Jimmy’s ability to walk quietly was hampered by having to negotiate the forest at night. While he had gained a little comfort in these environs from his journey with Arutha to Moraelin, he was still a city boy. He was forced to move slowly. Then he heard voices. Cautiously he approached the source of the conversation and saw a faint light.
He could begin to understand scraps of what was said, then he suddenly could see a half-dozen figures in a tiny clearing. The man in the brown cloak with the covered shield was speaking with a black armoured figure. Jimmy sucked in a chest full of air, to calm himself down. It was a Black Slayer. Four other moredhel stood quietly off to one side, three in the grey cloaks of the forest clans and one in the trousers and vest of the mountain clans. The man in brown was speaking. “ . . . nothing, I say. Bravos from the look of them, with a minstrel, but . . .”
The Black Slayer interrupted him. His voice was deep and seemed to come from some distance, echoing with an odd breathiness. The voice was disquietingly familiar to Jimmy. “You are not paid to think, human. You are paid to serve.” He punctuated that remark with a jabbing finger to the chest. “See that I remain pleased with your work and we shall continue this relationship. Displease me and suffer the consequences.” The brown-cloaked fellow looked the sort not easily frightened, a tough fighting man, but he only nodded. Jimmy understood, for the Black Slayers were worthy of fear. Murmandamus’s minions, even when dead, served him.
“You say there’s a singer and a boy?” Jimmy swallowed hard.
The man tossed back his cloak, revealing brown chain mail, and said, “Well, now that I think, you could more likely say there are two boys, but they’re almost man-sized.”
This brought the Black Slayer out of his reverie. “Two?”
The man nodded. “Might be brothers from the look of them. About a size, though their hair colour’s different. But they seem alike in some ways, like brothers do.”

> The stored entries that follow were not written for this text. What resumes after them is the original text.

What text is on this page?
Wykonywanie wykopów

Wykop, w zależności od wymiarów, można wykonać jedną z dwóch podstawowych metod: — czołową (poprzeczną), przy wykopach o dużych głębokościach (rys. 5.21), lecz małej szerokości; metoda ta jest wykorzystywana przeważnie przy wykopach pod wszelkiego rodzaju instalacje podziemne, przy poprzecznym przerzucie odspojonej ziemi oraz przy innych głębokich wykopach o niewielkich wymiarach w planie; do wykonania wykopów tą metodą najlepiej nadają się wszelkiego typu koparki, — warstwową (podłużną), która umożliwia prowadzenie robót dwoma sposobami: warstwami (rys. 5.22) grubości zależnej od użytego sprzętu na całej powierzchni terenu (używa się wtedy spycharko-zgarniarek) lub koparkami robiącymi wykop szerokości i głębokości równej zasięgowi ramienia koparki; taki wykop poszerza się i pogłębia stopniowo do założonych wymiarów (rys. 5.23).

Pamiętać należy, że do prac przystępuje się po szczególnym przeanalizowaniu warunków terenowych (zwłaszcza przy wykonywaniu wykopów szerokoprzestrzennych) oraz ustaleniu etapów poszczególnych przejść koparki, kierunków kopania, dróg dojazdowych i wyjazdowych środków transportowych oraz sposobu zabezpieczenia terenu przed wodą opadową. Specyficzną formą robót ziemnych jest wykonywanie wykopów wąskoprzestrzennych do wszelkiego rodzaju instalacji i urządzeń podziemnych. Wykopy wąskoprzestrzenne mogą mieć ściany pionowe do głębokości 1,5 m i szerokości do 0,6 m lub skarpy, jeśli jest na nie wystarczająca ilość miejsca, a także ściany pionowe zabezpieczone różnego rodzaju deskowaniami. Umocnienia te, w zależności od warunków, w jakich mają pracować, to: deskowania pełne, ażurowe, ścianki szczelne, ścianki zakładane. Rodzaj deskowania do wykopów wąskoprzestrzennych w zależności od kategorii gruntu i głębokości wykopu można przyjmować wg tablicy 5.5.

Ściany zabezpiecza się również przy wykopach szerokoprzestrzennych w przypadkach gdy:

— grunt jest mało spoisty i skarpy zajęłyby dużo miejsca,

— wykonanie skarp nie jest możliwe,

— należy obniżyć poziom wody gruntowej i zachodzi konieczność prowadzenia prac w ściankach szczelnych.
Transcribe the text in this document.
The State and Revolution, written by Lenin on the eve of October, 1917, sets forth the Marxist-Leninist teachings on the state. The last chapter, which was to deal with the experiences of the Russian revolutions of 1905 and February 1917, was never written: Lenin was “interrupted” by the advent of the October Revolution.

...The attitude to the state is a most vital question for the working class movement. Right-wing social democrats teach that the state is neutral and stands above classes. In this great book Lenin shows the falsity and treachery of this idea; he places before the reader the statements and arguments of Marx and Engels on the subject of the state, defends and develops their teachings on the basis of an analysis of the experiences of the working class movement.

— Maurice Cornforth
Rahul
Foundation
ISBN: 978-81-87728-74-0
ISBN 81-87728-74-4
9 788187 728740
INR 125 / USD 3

“Moraelin. There was a boy there, but not two . . . Tell me, is there a Hadati among them?”
The man in brown shrugged. “Yes, but hillmen’re all over. This is Yabon.”
“This one would be from the northwest, near Lake of the Sky.” For a long moment there was only the sound of heavy breathing from behind the black helm as if the moredhel was lost in thought, or conversing with someone else. The Black Slayer hit his fist against his hand. “It could be them. Was there one who looked cunning, a slender warrior with dark hair almost to his shoulders, quick in his movements, clean shaven?”